Business Valuation Calculator

This Business Valuation Calculator helps entrepreneurs, small business owners, and traders estimate their company’s worth using industry-standard methods. It applies financial multiples to your earnings or revenue and lets you adjust for control premiums and marketability discounts. Get a quick, realistic valuation for sales, financing, or strategic planning.

Business Valuation Calculator

Enter annual SDE (owner's benefit + profit)
Typical: SDE 2-4, EBITDA 3-6, Revenue 0.5-2.5
Add if valuing 100% but multiple is for minority stake
Discount for Lack of Marketability (private biz)

How to Use This Tool

  1. Select your valuation method based on business size and stage (SDE for small businesses, EBITDA for mid-market, Revenue for early-stage/high-growth).
  2. Enter the corresponding annual financial figure (SDE, EBITDA, or Revenue) from your profit & loss statement.
  3. Input an industry-appropriate multiple. Research comparable business sales in your sector—e.g., retail typically 2-3× SDE, SaaS may reach 4-6× EBITDA.
  4. Optionally add a Control Premium (20-30% typical) if the multiple you’re using reflects a minority stake but you’re valuing 100% ownership.
  5. Optionally add a Discount for Lack of Marketability (DLOM, 10-30% typical) for private businesses with no ready market.
  6. Click Calculate to see a full breakdown. Use Reset to start over.

Formula and Logic

Base Value = Financial Figure × Industry Multiple

Value after Control Premium = Base Value × (1 + Control Premium / 100)

Final Valuation = Value after Control Premium × (1 - DLOM / 100)

Note: Adjustments are multiplicative and applied in sequence—premium first, then discount. The multiple should reflect the same basis (controlling vs. minority) as your adjustments.

Practical Notes

  • Pricing Strategy Impact: Businesses with recurring revenue, diversified customer bases, and strong gross margins (40%+) command higher multiples. If your gross margin is below 30%, expect a discount.
  • Trade & E-commerce Specifics: For e-commerce, factor in customer acquisition cost (CAC) and lifetime value (LTV). A business with 70%+ repeat customers may see a 0.5-1.0 multiple premium over industry average.
  • Margin Thresholds: EBITDA margins below 10% often shift valuation to revenue multiples. SDE margins above 40% can justify top-quartile multiples.
  • Market Benchmarks: Always compare to recent sales of similar businesses in your geography and niche. Public company multiples are 2-3× higher than private—adjust accordingly.

Why This Tool Is Useful

This calculator demystifies business valuation by breaking down the components—financial performance, industry multiples, and key adjustments. It helps sellers set realistic asking prices, buyers assess offers, and owners understand value drivers. By testing scenarios (e.g., improving margins by 5% or finding a higher multiple), you can prioritize actions that increase enterprise value. It’s a quick sanity check before engaging expensive appraisers.

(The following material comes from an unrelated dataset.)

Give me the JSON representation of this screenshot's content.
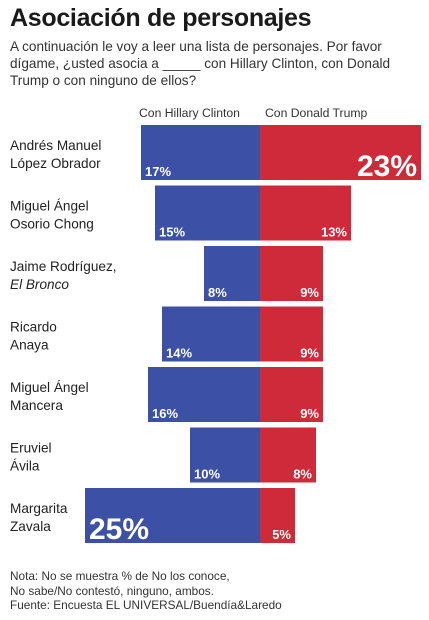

Frequently Asked Questions

What if my business has negative EBITDA but positive revenue?

Use the revenue multiple method, but expect a lower multiple (often 0.2-0.8×). Focus on path to profitability—buyers discount negative cash flow heavily. Consider asset-based valuation as a floor.

How do I find the right industry multiple?

Check resources like BizBuySell’s annual reports, industry associations, or business brokers. For e-commerce, look at Shopify Exchange or Empire Flippers listings. Adjust for size: smaller businesses (<$1M revenue) typically get lower multiples than larger ones.

Should I include owner salary in SDE?

Yes. SDE = Net Profit + Owner’s Salary + Interest + Taxes + Depreciation + Non-recurring/non-cash expenses. It represents total cash flow available to a full-time owner-operator. If you plan to hire a manager, reduce SDE by that salary first.

Additional Guidance

This tool provides estimates, not formal appraisals. For legal or financing purposes, hire a certified business appraiser. Remember that valuation is as much art as science—intangible factors (brand strength, team, patents) can add 10-30% premium. Keep clean financial records; messy books destroy credibility and value. Finally, market conditions change: in economic downturns, multiples compress 15-25% from peak cycles.